Dr Lawrence added: “They have made a decision to put themselves at risk to show their displeasure at what’s happening.”

Stephen Lawrence was killed in a racist attack by a gang of white youths in south-east London aged 18 in 1993
Stephen Lawrence was killed in a racist attack by a gang of white youths in south-east London aged 18 in 1993. Picture: PA

After the original police investigation into Stephen's death was hampered by prejudice, incompetence and alleged corruption, the subsequent Macpherson Report into the 18-year-old's case concluded the police were guilty of "institutional racism".

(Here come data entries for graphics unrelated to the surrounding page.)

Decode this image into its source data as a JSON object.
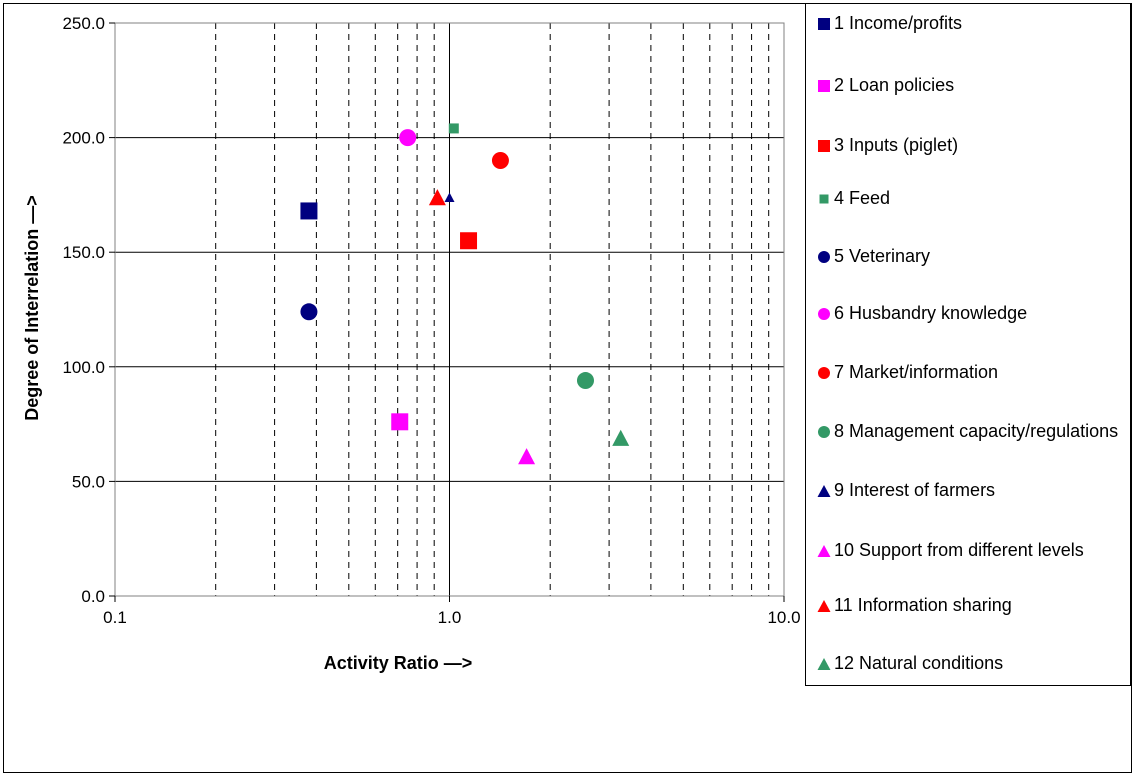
{
  "chart_data": {
    "type": "scatter",
    "title": "",
    "xlabel": "Activity Ratio  —>",
    "ylabel": "Degree of Interrelation  —>",
    "x_scale": "log",
    "xlim": [
      0.1,
      10.0
    ],
    "ylim": [
      0.0,
      250.0
    ],
    "x_ticks": [
      "0.1",
      "1.0",
      "10.0"
    ],
    "y_ticks": [
      "0.0",
      "50.0",
      "100.0",
      "150.0",
      "200.0",
      "250.0"
    ],
    "grid": {
      "y_major": true,
      "x_major": true,
      "x_minor": "dashed"
    },
    "legend_position": "right",
    "series": [
      {
        "name": "1 Income/profits",
        "marker": "square",
        "color": "#000080",
        "size": "large",
        "x": [
          0.38
        ],
        "y": [
          168
        ]
      },
      {
        "name": "2 Loan policies",
        "marker": "square",
        "color": "#FF00FF",
        "size": "large",
        "x": [
          0.71
        ],
        "y": [
          76
        ]
      },
      {
        "name": "3 Inputs (piglet)",
        "marker": "square",
        "color": "#FF0000",
        "size": "large",
        "x": [
          1.14
        ],
        "y": [
          155
        ]
      },
      {
        "name": "4 Feed",
        "marker": "square",
        "color": "#339966",
        "size": "small",
        "x": [
          1.03
        ],
        "y": [
          204
        ]
      },
      {
        "name": "5 Veterinary",
        "marker": "circle",
        "color": "#000080",
        "size": "large",
        "x": [
          0.38
        ],
        "y": [
          124
        ]
      },
      {
        "name": "6 Husbandry knowledge",
        "marker": "circle",
        "color": "#FF00FF",
        "size": "large",
        "x": [
          0.75
        ],
        "y": [
          200
        ]
      },
      {
        "name": "7 Market/information",
        "marker": "circle",
        "color": "#FF0000",
        "size": "large",
        "x": [
          1.42
        ],
        "y": [
          190
        ]
      },
      {
        "name": "8 Management capacity/regulations",
        "marker": "circle",
        "color": "#339966",
        "size": "large",
        "x": [
          2.55
        ],
        "y": [
          94
        ]
      },
      {
        "name": "9 Interest of farmers",
        "marker": "triangle",
        "color": "#000080",
        "size": "small",
        "x": [
          1.0
        ],
        "y": [
          174
        ]
      },
      {
        "name": "10 Support from different levels",
        "marker": "triangle",
        "color": "#FF00FF",
        "size": "large",
        "x": [
          1.7
        ],
        "y": [
          61
        ]
      },
      {
        "name": "11 Information sharing",
        "marker": "triangle",
        "color": "#FF0000",
        "size": "large",
        "x": [
          0.92
        ],
        "y": [
          174
        ]
      },
      {
        "name": "12 Natural conditions",
        "marker": "triangle",
        "color": "#339966",
        "size": "large",
        "x": [
          3.25
        ],
        "y": [
          69
        ]
      }
    ]
  }
}
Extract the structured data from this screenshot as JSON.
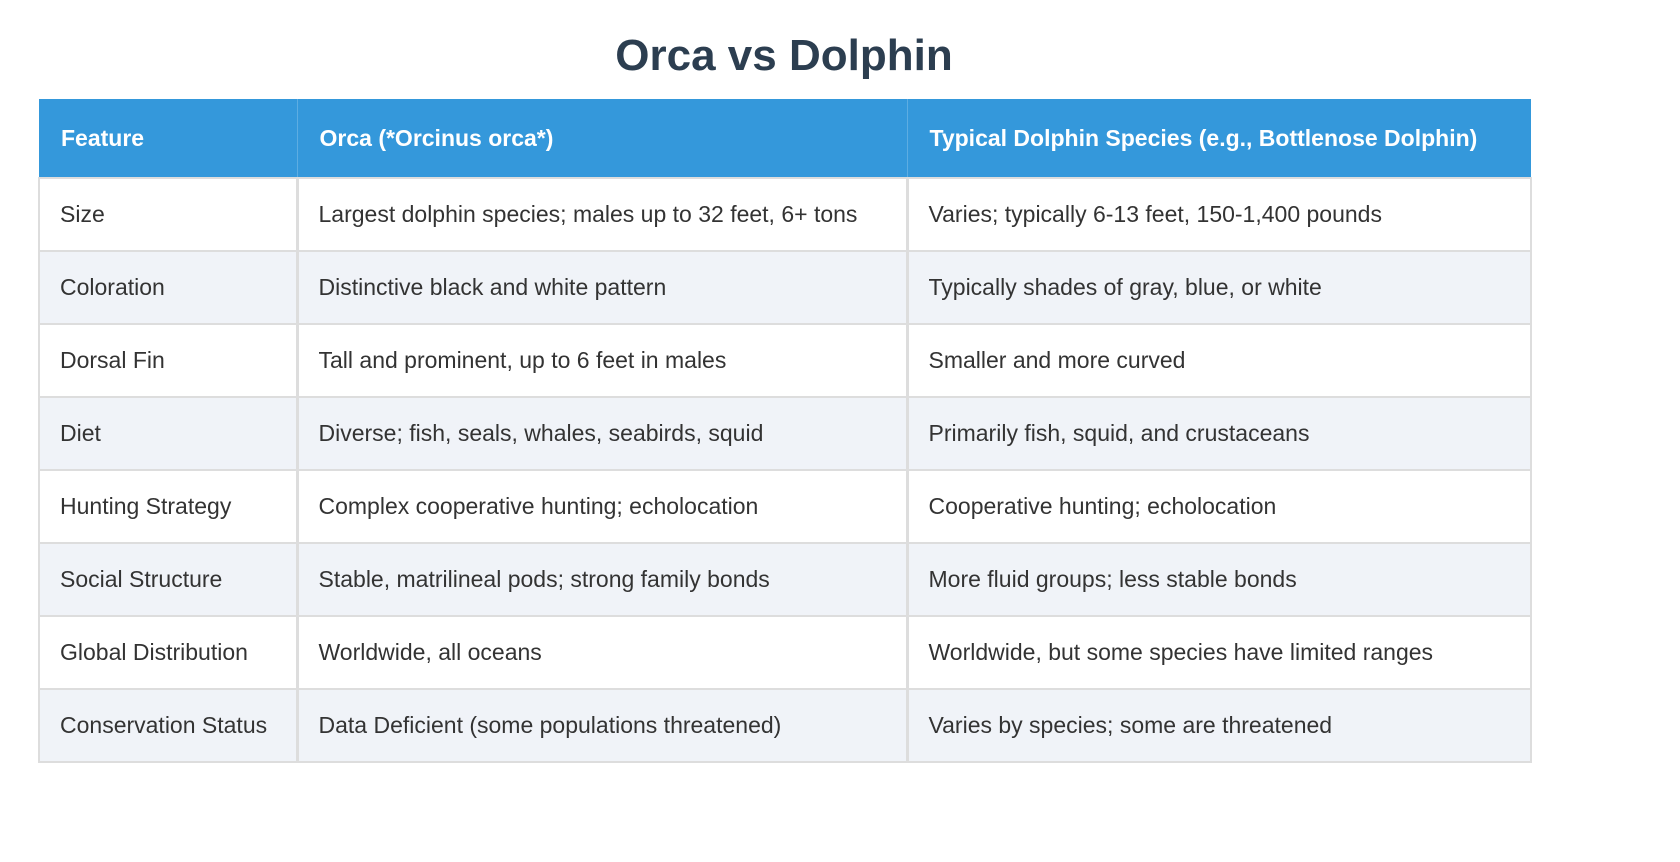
{
  "page": {
    "title": "Orca vs Dolphin"
  },
  "colors": {
    "title": "#2c3e50",
    "header_bg": "#3498db",
    "header_text": "#ffffff",
    "row_alt_bg": "#f0f3f8",
    "border": "#dddddd",
    "body_text": "#333333"
  },
  "table": {
    "headers": [
      "Feature",
      "Orca (*Orcinus orca*)",
      "Typical Dolphin Species (e.g., Bottlenose Dolphin)"
    ],
    "rows": [
      [
        "Size",
        "Largest dolphin species; males up to 32 feet, 6+ tons",
        "Varies; typically 6-13 feet, 150-1,400 pounds"
      ],
      [
        "Coloration",
        "Distinctive black and white pattern",
        "Typically shades of gray, blue, or white"
      ],
      [
        "Dorsal Fin",
        "Tall and prominent, up to 6 feet in males",
        "Smaller and more curved"
      ],
      [
        "Diet",
        "Diverse; fish, seals, whales, seabirds, squid",
        "Primarily fish, squid, and crustaceans"
      ],
      [
        "Hunting Strategy",
        "Complex cooperative hunting; echolocation",
        "Cooperative hunting; echolocation"
      ],
      [
        "Social Structure",
        "Stable, matrilineal pods; strong family bonds",
        "More fluid groups; less stable bonds"
      ],
      [
        "Global Distribution",
        "Worldwide, all oceans",
        "Worldwide, but some species have limited ranges"
      ],
      [
        "Conservation Status",
        "Data Deficient (some populations threatened)",
        "Varies by species; some are threatened"
      ]
    ]
  }
}
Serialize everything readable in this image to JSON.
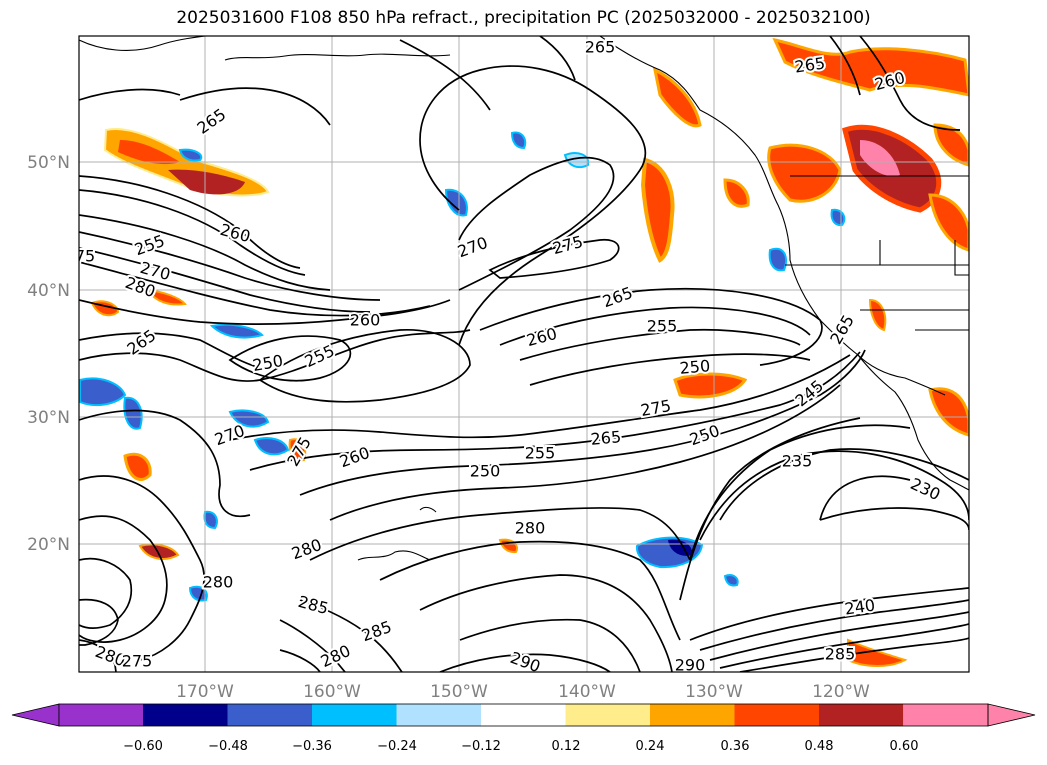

Met Police Commissioner Dame Cressida Dick last year declared this was no longer true, saying "this is an utterly different Metropolitan Police."

But Dr Lawrence said he believes promises of police reform following the Macpherson Report have not been kept.

He said: “I thought when they came out they would be respected and done in quick time, so people can see they are making the force more fair.

“It was not done in quick time, it’s not been done, I don’t know when it will be done – we should not be talking about it 21 years later.

“They have fallen way, way short. Twenty-one years short.”

Dr Lawrence added he "totally" disagreed with Dame Cressida's comments, citing 2019 figures showing the Met stopped and searched more black people than white, despite black people comprising just 12% of London's population and white people 59%.

"I totally disagree with her," he said.

"Yes, the police are institutionally racist."